The one with the weapon usually wins.

The moment they left that club, those women ceased being nice girls out for a night of fun. They assumed the unfortunate role of "targets of opportunity."

They didn't deserve what happened to them. Few victims of violent crime do.

But when you engage in behavior that makes you a target, you contribute to your victimology. I'm not assessing blame. I am evaluating risk.

Male or female, alone or in a small group, going out on the streets of a major city at 3:30 in the morning after a night of partying, especially if alcohol is involved, is like wearing a big neon sign that says, "I'm helpless, attack me."

Think before you drink. Think before you party at all, regardless of the beverages you imbibe. Before you go out for the evening, consider your options for getting home and make sure you stick with your plan. If you can't count on your friends, have enough cash to call a cab.

Feral creatures of the night sniff the air for the scent of innocents.

Sunday, April 18, 2010

Roger Ebert is Annoying

Ebert calls the new movie Kick Ass "morally reprehensible" because it depicts an eleven-year old girl as a cartoonishly violent martial artist and assassin, punching and chopping her way through a gang of thugs and using language that would make a standup comedian blush.

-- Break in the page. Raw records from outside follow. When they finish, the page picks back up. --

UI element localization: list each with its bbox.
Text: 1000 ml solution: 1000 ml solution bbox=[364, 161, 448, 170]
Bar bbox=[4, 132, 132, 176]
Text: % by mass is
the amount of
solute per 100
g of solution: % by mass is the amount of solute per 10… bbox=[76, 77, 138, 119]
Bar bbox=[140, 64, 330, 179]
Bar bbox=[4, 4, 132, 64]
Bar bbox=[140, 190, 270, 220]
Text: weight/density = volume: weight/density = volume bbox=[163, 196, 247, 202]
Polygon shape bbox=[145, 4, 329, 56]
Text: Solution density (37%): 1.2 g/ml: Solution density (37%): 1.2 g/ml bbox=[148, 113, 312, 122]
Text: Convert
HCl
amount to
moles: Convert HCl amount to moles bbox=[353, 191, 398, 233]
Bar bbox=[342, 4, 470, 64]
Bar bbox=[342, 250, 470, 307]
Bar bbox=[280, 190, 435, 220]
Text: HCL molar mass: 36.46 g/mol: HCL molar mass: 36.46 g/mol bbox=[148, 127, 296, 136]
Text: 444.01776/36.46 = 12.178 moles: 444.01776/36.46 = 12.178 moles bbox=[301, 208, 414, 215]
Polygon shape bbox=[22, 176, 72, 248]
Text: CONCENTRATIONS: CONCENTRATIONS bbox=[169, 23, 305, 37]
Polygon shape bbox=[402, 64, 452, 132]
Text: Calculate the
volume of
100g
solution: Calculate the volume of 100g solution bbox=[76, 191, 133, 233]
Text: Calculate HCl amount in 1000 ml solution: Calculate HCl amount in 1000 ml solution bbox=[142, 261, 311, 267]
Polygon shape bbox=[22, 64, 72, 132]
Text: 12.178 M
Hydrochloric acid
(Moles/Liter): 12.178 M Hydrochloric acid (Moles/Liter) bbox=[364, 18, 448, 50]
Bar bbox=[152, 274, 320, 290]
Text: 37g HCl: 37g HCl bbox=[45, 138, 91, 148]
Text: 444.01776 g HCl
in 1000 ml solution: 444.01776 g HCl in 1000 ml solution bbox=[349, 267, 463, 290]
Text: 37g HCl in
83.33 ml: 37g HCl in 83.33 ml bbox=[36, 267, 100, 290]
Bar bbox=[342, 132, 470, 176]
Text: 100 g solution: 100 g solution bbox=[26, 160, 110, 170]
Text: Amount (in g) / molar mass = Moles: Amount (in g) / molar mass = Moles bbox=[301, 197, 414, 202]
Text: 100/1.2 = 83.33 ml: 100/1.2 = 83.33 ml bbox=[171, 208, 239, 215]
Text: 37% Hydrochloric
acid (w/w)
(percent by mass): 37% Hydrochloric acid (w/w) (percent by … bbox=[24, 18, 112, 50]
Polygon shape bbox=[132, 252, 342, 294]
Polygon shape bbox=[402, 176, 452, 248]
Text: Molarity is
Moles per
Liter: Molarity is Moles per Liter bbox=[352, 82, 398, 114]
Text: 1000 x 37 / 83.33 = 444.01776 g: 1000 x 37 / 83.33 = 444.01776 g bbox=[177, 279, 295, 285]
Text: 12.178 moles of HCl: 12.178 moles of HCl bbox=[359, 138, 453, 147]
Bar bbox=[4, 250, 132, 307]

Yet Roger had no such criticism for a movie last year that I felt was one of the most reprehensible and unneccessarily brutal that I'd ever seen. In Last House on the Left a gang of killers beats and rapes one teenage girl and shoots another in the back as she is trying to escape. And the rape scene is arduous and graphic.

Yes, Kick Ass is unquestionably violent. And yes, the little girl has a potty mouth (which, I agree, could have been toned down, probably to better effect). She also gets punched out toward the end by a far bigger and stronger adult. But come on, Roger! You gave Last House on the Left four stars and mentioned the rape only in passing. Kick Ass got two thumbs down.

Kick Ass is a dark comedy crafted from the cartoon of the same name. The "super hero" characters are what Peter Parker might have become if he had only the suit and a bellyful of moral outrage (and enough Lotto winnings to buy an arsenal that includes a bazooka, Gatling gun and a jetpack). It's campy and fun and devilishly unrealistic in a Jackie Chan, John Woo, chop-socky sort of way. Most important, however, it has heart and characters who care about each other.

I can't begin to say that about the trash that is Last House on the Left which looked to me as though it was written and filmed by a bunch of people with some frightening sexual fantasies.

Roger, your moral compass is seriously skewed.

Monday, April 5, 2010

All Bluster, No Muster

Not really surprised to learn that Blago's been fired from The Celebrity Apprentice.

The Sun-Times story this morning says our former governor couldn't work a computer at "even the most basic level" and had trouble using a smartphone. It also comes as no shock at all that he tried to run his team from Orlando while they were working in New York. Shades of a governor who was terrified to leave Chicago and assume the appropriate seat of power in Springfield.

It's pretty sad, actually. A man so desperate for attention that he's willing to become a bumbling idiot on national television. And to repeat the performance in one way or another for months and months, every time he's given the opportunity.

He's mentally ill, of course. The question is: is he exposing himself this way to set up a fallback insanity defense when his corruption case goes to trial? Or is this the way a sociopath melts down when he's not smart enough to stay in control? Or, another possibility, is this just a guy having all the fun he can, knowing the end is approaching?

But who is ultimately at fault? We elected him, didn't we? We pulled the levers that put him in office without doing a whit of due diligence to determine whether his qualifications were real or a political sham.

We're poised to do it again. Two mopes running for governor. Two mopes running for the U.S. Senate. To apply the word "statesman" to any of them is a joke of diabolical proportions.

Whether "crook" is also an accurate description remains to be seen but, after all they are Illinois politicians.

And we are the Illinois electorate that has not learned from its mistakes.